On June 2, IZOD IndyCar Series officials announced that its 2012 engine platform will allow manufacturers to produce engines with a maximum of six cylinders as well as maximum displacement of 2.4 cubic liters. The ethanol-fueled engines will produce between 550 and 700 horsepower to suit the diverse set of tracks on which the IZOD IndyCar Series competes and will be turbocharged to allow for flexibility in power.
Other manufacturers are welcome to join Honda in supplying engines.
"The ICONIC Advisory Committee has researched future engine platforms with manufacturers, teams, drivers and fans, and they felt this strategy best highlights key attributes of the sport - speed, competition and diversity," IZOD IndyCar Series CEO Randy Bernard said. "We feel this open and all-inclusive platform will make our sport an attractive option to engine manufacturers, while allowing development of a relevant and innovative platform to the current and future automotive industry by highlighting efficiency, performance, durability, quality, environmental responsibility and safety."
Founded in 1993 and located in Santa Clarita, Calif., HPD is the technical operations center for American Honda high-performance racing cars and engines.
"By Honda extending its participation, I think it says a lot of what the IndyCar Series is now and where it's going," said Gil de Ferran, managing partner of de Ferran Dragon Racing and former sporting director for Honda's F1 program. "Manufacturers aren't forced to participate in motorsports, and they're not forced to participate in any one series per say.

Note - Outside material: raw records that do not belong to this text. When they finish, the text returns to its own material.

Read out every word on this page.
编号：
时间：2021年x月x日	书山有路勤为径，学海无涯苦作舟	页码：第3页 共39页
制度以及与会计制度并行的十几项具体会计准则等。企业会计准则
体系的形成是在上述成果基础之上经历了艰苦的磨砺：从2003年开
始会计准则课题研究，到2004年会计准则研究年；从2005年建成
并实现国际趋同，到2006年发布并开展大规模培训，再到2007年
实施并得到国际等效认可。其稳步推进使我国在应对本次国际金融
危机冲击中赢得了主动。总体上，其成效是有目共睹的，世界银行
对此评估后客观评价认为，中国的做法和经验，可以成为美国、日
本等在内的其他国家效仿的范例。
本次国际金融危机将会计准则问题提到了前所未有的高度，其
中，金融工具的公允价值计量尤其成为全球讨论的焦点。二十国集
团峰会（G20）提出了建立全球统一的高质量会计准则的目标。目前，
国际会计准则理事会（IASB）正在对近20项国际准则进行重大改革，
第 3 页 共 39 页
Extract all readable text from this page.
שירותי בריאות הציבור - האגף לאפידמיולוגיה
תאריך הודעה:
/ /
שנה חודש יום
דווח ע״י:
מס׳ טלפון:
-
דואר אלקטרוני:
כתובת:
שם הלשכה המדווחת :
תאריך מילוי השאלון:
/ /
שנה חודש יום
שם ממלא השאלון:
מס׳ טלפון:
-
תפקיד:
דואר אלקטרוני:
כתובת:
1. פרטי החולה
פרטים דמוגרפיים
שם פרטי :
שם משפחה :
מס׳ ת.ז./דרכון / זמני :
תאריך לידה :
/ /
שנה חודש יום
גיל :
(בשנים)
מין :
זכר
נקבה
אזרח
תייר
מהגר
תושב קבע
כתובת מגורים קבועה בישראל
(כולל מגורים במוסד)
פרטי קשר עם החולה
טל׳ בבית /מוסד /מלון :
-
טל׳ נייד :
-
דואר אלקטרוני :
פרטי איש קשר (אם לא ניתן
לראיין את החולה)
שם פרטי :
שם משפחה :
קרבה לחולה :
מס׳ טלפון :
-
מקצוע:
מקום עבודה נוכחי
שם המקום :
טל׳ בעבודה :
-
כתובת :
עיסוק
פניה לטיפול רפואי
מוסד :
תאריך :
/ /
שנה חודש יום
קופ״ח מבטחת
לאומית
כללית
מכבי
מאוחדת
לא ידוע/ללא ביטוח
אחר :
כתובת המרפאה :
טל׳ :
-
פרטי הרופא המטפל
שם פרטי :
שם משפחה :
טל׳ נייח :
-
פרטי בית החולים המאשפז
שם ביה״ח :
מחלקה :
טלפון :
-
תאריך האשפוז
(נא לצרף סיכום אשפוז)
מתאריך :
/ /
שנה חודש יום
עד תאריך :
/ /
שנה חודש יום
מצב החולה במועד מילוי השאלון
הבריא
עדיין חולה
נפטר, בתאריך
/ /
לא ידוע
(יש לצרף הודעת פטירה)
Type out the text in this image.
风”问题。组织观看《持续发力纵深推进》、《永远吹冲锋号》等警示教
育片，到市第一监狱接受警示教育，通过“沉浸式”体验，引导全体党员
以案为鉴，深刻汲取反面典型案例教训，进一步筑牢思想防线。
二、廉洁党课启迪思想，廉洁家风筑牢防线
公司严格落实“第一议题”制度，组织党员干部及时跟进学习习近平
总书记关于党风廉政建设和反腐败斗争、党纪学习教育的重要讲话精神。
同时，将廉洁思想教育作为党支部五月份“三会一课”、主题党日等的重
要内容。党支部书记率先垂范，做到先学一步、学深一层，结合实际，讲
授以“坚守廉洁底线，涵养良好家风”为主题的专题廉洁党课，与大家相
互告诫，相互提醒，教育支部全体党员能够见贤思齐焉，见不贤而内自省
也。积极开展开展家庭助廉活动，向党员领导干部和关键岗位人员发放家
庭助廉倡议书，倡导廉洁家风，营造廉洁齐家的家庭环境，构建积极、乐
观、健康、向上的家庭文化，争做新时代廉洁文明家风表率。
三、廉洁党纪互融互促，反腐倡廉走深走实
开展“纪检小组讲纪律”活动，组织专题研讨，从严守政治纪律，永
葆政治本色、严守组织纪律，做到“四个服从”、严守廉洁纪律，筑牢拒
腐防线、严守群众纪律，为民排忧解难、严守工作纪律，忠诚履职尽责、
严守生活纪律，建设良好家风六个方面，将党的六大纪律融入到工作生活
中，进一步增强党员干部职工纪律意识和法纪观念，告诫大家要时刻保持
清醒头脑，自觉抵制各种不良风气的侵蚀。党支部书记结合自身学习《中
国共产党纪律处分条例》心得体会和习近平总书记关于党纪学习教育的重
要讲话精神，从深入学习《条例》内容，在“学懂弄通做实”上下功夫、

They do so because they choose to and because they can see the benefits that motorsports can bring to the business of selling road cars. Honda, as people like to say, is a racing company that happens to sell road cars."
PEAK PERFORMANCE POLE QUALIFYING NOTES:
· Four different teams are represented in the Firestone Fast Six - Team Penske, Target Chip Ganassi Racing, Andretti Autosport and KV Racing Technology. Seven different teams are represented in the top 12 qualifiers.
· Will Power won the PEAK Performance Pole Award, his seventh pole this season. Power has only qualified outside the top-five once this season (Kansas).
· Dario Franchitti will start second, his third front row start this season.
· Both Power and Franchitti extended their streaks of top-five starts this season to seven.
· Takuma Sato qualified third, his best starting position this season. His previous best start was fifth at Watkins Glen. This was Sato's third appearance this season in the Firestone Fast Six.
· Scott Dixon qualified fifth, extending his streak of top-10 starts to 43.